Quant aux autres, l’esprit lyonnais que dit l’un, c’est un mélange de mysti-cisme et de réalisme. C’est, que dit l’autre, un composé de la chaude imagination des méridionaux et de froid raisonnement de l’homme du nord.
Je crois bien que tout cela n’est que de la godelle, de la simple littérature autrement dit, et je suis de plus en plus persuadé que dans l’esprit des gones de chez nous, des vrais gones, il entre surtout du bon sens, du vrai bon sens, de ce gros bon sens dont, s’il venait à disparaître du reste de la terre, il nous en resterait assez à nous, Lyonnais, pour en pouvoir distribuer quelques béatilles à tout un chacun des autres.
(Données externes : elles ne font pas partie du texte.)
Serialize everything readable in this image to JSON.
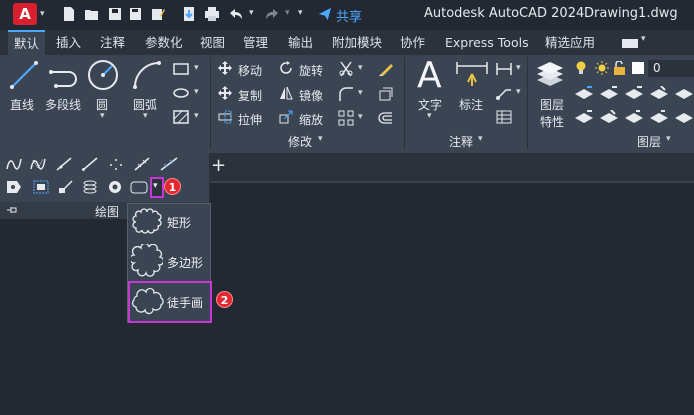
{
  "titlebar": {
    "app_logo": "A",
    "share_label": "共享",
    "app_title": "Autodesk AutoCAD 2024",
    "file_name": "Drawing1.dwg"
  },
  "tabs": [
    "默认",
    "插入",
    "注释",
    "参数化",
    "视图",
    "管理",
    "输出",
    "附加模块",
    "协作",
    "Express Tools",
    "精选应用"
  ],
  "active_tab": "默认",
  "draw_group": {
    "tools": [
      "直线",
      "多段线",
      "圆",
      "圆弧"
    ],
    "panel_label": "绘图"
  },
  "modify_group": {
    "tools": [
      "移动",
      "旋转",
      "复制",
      "镜像",
      "拉伸",
      "缩放"
    ],
    "panel_label": "修改"
  },
  "annotation_group": {
    "tools": [
      "文字",
      "标注"
    ],
    "panel_label": "注释"
  },
  "layer_group": {
    "tool": "图层\n特性",
    "tool_line1": "图层",
    "tool_line2": "特性",
    "layer_value": "0",
    "panel_label": "图层"
  },
  "dropdown": {
    "items": [
      "矩形",
      "多边形",
      "徒手画"
    ]
  },
  "badges": [
    "1",
    "2"
  ],
  "colors": {
    "accent": "#4ea7ff",
    "highlight": "#c637d6",
    "badge": "#e2272f",
    "logo": "#d8202f"
  }
}
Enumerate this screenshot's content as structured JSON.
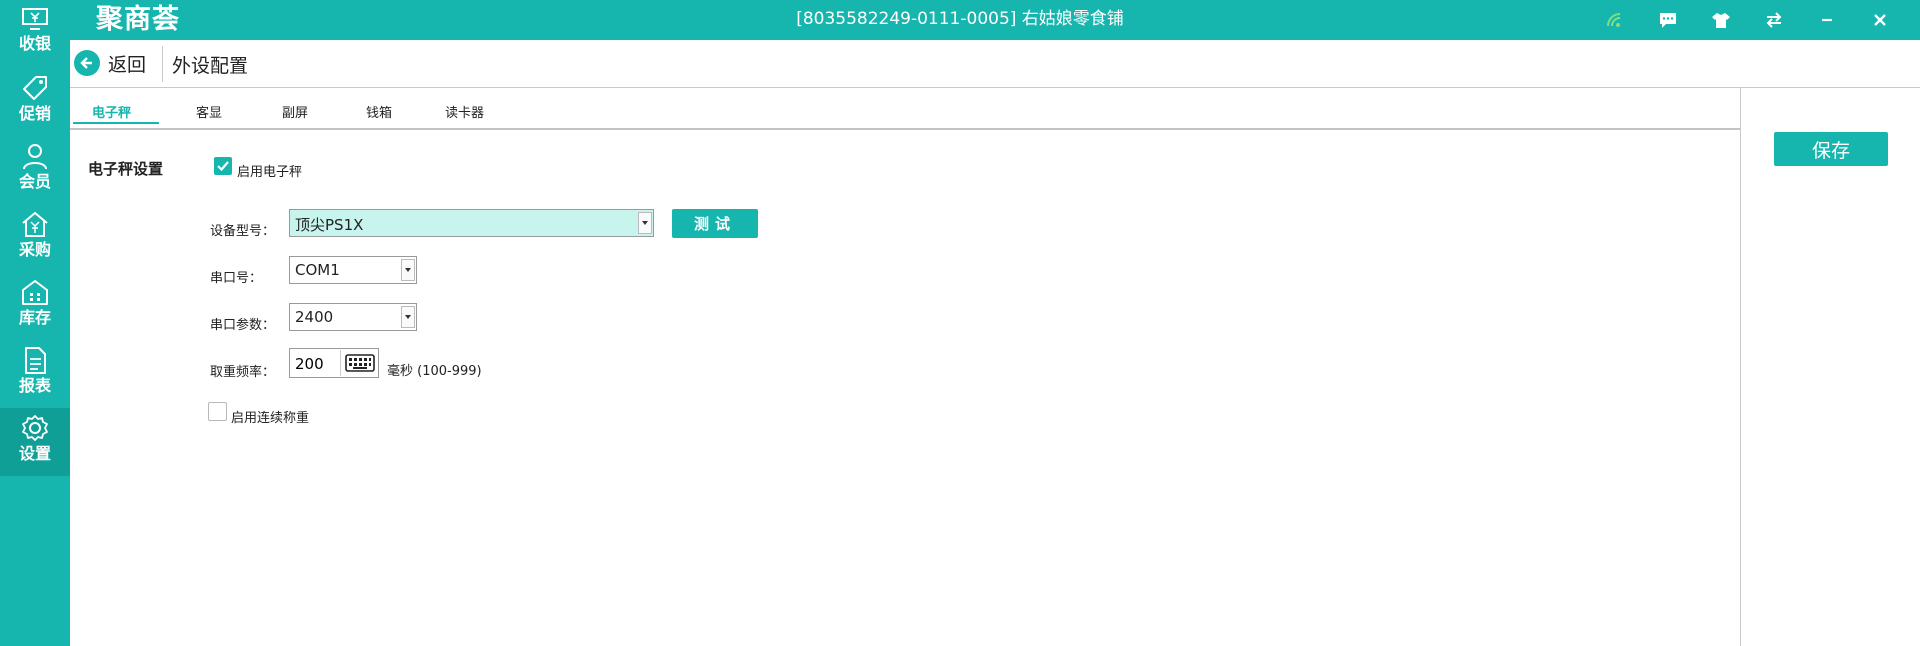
{
  "app": {
    "logo": "聚商荟",
    "store_title": "[8035582249-0111-0005] 右姑娘零食铺"
  },
  "titlebar": {
    "icons": [
      "wifi-icon",
      "message-icon",
      "shirt-icon",
      "switch-icon",
      "minimize-icon",
      "close-icon"
    ]
  },
  "sidebar": {
    "items": [
      {
        "label": "收银",
        "icon": "cashier-icon"
      },
      {
        "label": "促销",
        "icon": "tag-icon"
      },
      {
        "label": "会员",
        "icon": "user-icon"
      },
      {
        "label": "采购",
        "icon": "purchase-icon"
      },
      {
        "label": "库存",
        "icon": "warehouse-icon"
      },
      {
        "label": "报表",
        "icon": "report-icon"
      },
      {
        "label": "设置",
        "icon": "gear-icon"
      }
    ],
    "active": "设置"
  },
  "header": {
    "back_label": "返回",
    "title": "外设配置"
  },
  "tabs": [
    {
      "label": "电子秤",
      "active": true
    },
    {
      "label": "客显"
    },
    {
      "label": "副屏"
    },
    {
      "label": "钱箱"
    },
    {
      "label": "读卡器"
    }
  ],
  "scale": {
    "section_title": "电子秤设置",
    "enable_label": "启用电子秤",
    "enable_checked": true,
    "model_label": "设备型号：",
    "model_value": "顶尖PS1X",
    "test_label": "测试",
    "port_label": "串口号：",
    "port_value": "COM1",
    "param_label": "串口参数：",
    "param_value": "2400",
    "freq_label": "取重频率：",
    "freq_value": "200",
    "freq_unit": "毫秒 (100-999)",
    "continuous_label": "启用连续称重",
    "continuous_checked": false
  },
  "actions": {
    "save_label": "保存"
  },
  "colors": {
    "accent": "#16b5ad",
    "active_sidebar": "#0f9f97",
    "select_highlight": "#c8f4ee"
  }
}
A ce gros bon sens joignez une ironie narquoise, un peu d’esprit frondeur et une pointe de poésie bien particulière, d’une émotivité simple, naturelle, familiale.
Notre gros bon sens natif, ressort surtout dans ces manières de proverbes ou de dictons qui, si joliment, émaillent à l’accoutumée la conversation des gones de Lyon. Tenez voici en guise d’exemple, un bon conseil que pas n’importe qui, quel qu’il soit, regrettera jamais d’avoir suivi :
Ecoute voir un peu gone, t’as deux yeux, deux oreilles et qu’une bouche, pas vrai ! À donc c’est qu’il faut parler à cha peu et voir et entendre à regonfle. Et le pur Lyonnais ajoute : et autrement la bouche, c’est souvent fait pour manger et pour boire, bien sûr !
Je dois avouer, sans aucune honte que la question du boire et du manger tient une place dans nos proverbes et nos dictons. Oh ! Ce n’est point que le Lyonnais soit paresseux ou rechigne à la besogne ! Non, il le dit lui
-même :
C’est pas d’arregarder son métier et de bouliguer autour qu’avance la besogne, c’est d’y faire !
Le Lyonnais est profondément philosophe et ne s’émeut pas facilement, car ainsi qu’il le proclame lui-même : Il faut prendre le temps comme il vient, le monde comme ils sont et l’argent pour ce qu’elle vaut.
Il est économe et pense que si l’argent est plate, c’est pour qu’on l’empile, et il conseille volontiers : Mange pas tout ce que tu gagnes, tant que tu gagnes, pour avoir de quoi manger quand tu ne gagneras plus.
Ainsi vous le voyez, le Lyonnais prend le mot argent au féminin, sans doute pour lui témoigner plus de déférence. Mais s’il s’incline devant la puissance et la richesse, du moins garde-t-il toute liberté tant qu’à ceux qui la possèdent et il dit :
Si t’as des argents, garde les bien, mais t’en crois pas pour ! »
Chers sociétaires,comme vous avez pu en juger par vous-même, Émile Leroudier incarne à lui seul la plaisante sagesse lyonnaise et notre démarche d’éditer ces « Choses de dire et de faire » en un ouvrage au format de votre poche était tout à fait légitime. Au fil de ses 64 pages, vous les partagerez avec toutes les fenottes et tous les gones près de chez vous, sans oublier les ceusses que sont pas de chez nous, « Car tout le monde peuvent pas être de Lyon. Il en faut bien d’un peu partout. ».